Last week marked the fifth annual USARPAC (United States Army Pacific) Paralegal Warrior Challenge in which 19 paralegals with the United States Army competed in various events to pit their paralegal skills against one another.
Paralegals who work for the US Army are still Soldiers and the top paralegal Soldiers in the US Army Pacific participated in the event which collectively tested their individual physical and mental toughness in conjunction with their skill set as paralegals.
The Challenge lasted for five days from September 15th through the 19th and started with a physical fitness test administered by the Army. Following that, the Soldiers participated in a swimming competition, an M16 rifle shooting challenge, and a 4.2 mile foot march that they were required to complete in under 45 minutes.

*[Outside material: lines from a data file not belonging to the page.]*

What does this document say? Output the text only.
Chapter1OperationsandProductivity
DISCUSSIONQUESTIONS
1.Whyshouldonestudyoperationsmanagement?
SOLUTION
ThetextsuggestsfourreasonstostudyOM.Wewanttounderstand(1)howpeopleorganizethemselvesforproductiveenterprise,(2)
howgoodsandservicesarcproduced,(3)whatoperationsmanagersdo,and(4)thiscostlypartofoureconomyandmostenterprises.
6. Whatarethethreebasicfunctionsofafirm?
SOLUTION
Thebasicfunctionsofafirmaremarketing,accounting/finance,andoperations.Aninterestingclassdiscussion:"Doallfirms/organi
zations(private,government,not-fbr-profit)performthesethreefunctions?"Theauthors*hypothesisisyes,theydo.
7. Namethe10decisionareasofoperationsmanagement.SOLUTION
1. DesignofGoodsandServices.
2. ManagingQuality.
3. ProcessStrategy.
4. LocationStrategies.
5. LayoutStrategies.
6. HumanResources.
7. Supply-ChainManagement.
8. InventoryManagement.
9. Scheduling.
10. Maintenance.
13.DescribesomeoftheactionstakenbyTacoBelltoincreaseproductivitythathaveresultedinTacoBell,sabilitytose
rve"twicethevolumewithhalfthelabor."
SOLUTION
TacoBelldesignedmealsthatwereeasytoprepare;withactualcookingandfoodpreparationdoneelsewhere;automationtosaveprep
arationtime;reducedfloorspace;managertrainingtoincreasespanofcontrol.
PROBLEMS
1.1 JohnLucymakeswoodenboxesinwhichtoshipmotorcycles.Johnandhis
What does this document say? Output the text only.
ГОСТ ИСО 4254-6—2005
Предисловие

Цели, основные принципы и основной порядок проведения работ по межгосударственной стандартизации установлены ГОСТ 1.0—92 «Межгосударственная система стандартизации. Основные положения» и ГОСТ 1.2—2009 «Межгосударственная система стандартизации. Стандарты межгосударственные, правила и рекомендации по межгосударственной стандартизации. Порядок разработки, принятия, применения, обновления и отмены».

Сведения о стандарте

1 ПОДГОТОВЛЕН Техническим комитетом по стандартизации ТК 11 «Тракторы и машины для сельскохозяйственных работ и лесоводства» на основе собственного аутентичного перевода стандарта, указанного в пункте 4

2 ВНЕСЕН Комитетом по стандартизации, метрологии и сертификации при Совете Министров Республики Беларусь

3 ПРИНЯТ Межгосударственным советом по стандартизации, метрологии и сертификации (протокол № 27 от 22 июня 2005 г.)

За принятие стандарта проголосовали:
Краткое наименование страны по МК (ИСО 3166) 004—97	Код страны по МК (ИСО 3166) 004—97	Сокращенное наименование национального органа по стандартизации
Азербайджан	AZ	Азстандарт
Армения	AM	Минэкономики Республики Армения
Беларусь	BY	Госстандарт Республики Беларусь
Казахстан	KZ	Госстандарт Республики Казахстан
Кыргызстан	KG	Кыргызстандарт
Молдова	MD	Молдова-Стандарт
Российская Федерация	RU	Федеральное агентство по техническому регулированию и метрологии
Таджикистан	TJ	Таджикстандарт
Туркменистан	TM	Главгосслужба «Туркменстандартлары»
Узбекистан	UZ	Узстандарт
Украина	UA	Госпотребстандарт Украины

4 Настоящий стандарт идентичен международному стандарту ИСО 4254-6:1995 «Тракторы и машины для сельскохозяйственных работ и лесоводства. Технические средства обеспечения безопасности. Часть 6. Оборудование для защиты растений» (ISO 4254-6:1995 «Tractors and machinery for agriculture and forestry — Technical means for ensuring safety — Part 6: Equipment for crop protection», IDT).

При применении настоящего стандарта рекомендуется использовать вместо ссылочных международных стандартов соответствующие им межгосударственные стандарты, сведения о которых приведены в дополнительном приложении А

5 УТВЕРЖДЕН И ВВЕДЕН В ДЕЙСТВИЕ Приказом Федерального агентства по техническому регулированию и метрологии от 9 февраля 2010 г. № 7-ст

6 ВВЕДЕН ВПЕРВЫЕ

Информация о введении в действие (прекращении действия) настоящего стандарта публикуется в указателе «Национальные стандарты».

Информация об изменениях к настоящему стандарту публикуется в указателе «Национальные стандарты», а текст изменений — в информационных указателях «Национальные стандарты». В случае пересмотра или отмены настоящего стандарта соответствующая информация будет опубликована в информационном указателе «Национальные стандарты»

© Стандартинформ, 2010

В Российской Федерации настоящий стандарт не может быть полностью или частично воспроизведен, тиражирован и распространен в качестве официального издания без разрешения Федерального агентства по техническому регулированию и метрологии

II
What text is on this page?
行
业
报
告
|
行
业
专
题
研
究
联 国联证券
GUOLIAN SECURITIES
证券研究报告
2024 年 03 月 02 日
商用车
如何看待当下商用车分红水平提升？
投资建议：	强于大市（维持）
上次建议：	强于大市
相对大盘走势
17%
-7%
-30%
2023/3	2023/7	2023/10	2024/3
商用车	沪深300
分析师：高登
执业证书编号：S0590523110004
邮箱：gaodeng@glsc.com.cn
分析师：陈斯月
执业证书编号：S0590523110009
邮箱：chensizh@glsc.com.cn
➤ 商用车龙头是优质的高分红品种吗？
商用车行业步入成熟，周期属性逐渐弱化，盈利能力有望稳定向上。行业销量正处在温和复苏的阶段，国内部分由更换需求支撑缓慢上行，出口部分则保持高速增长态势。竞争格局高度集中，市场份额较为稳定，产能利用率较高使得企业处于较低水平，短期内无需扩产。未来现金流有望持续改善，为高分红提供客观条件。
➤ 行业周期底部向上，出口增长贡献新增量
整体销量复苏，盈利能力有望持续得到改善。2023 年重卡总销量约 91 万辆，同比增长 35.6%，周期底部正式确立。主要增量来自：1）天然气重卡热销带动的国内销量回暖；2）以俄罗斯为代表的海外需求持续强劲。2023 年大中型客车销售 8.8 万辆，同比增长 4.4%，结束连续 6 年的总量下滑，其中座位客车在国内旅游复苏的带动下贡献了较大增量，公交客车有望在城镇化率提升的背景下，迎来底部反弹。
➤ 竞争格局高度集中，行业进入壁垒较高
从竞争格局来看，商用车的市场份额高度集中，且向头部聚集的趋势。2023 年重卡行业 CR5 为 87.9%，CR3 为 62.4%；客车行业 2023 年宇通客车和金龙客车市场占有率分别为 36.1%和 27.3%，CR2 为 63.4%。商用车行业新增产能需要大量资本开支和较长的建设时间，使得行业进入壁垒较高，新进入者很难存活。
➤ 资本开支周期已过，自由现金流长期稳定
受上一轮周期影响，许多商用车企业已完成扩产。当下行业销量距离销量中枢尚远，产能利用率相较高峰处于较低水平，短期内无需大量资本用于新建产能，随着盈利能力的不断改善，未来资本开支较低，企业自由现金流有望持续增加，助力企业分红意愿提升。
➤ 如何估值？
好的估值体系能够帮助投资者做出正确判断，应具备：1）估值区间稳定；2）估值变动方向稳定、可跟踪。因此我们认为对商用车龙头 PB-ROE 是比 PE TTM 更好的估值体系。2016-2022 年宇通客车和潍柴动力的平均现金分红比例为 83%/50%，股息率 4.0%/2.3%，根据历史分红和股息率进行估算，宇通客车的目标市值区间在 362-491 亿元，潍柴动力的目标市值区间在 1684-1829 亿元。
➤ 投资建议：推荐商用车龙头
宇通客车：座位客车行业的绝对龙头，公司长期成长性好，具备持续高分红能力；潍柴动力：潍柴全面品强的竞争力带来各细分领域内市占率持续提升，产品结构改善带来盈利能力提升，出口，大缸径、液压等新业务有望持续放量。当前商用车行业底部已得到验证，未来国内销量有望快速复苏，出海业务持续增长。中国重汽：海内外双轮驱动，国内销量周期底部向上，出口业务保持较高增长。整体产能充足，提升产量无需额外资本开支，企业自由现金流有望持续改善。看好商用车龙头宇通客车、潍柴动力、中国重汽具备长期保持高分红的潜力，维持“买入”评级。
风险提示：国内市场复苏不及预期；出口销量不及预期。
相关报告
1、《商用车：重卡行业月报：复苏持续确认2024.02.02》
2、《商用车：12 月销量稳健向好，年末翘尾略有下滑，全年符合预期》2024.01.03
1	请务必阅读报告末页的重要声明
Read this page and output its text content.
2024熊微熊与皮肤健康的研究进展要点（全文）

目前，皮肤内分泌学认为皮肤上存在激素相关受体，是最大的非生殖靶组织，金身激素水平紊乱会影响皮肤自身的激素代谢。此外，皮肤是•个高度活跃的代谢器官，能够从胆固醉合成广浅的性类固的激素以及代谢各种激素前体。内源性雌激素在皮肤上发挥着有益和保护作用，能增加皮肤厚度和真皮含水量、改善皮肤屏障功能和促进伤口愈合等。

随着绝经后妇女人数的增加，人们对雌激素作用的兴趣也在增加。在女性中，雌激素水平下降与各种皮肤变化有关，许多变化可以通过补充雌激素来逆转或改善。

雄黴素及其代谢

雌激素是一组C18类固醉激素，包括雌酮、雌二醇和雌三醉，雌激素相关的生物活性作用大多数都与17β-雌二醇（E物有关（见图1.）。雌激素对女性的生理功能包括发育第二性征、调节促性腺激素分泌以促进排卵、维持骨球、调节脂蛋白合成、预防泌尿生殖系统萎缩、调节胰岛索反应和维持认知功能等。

The purpose of the Paralegal Warrior Challenge is to find the paralegal Soldiers that are at the highest degree of “readiness.” That is to say, it is intended to find the soldiers that have the greatest potential to successfully participate in live combat should the need ever arise.
Much of the rest of the US military tends to see paralegals as little more than glorified paper pushers, but those who participated in the Warrior Challenge know that simply is not the case.
The Challenge started with a heavy sense of competition amongst the Soldier participants, but as the events wore on the Soldiers went from an attitude of competition to one of encouragement. According to Sgt. Maj. Cyrus Netter, a Command Paralegal for USARPAC, the Challenge is not intended to be a competition from the Army’s perspective, but that’s what it turns into every year for the Soldiers, at least at the onset of the event.
It isn’t long, however, before they are encouraging one another and fighting for one another within the individual events which, according to Netter, is exactly what the Army as a whole is all about.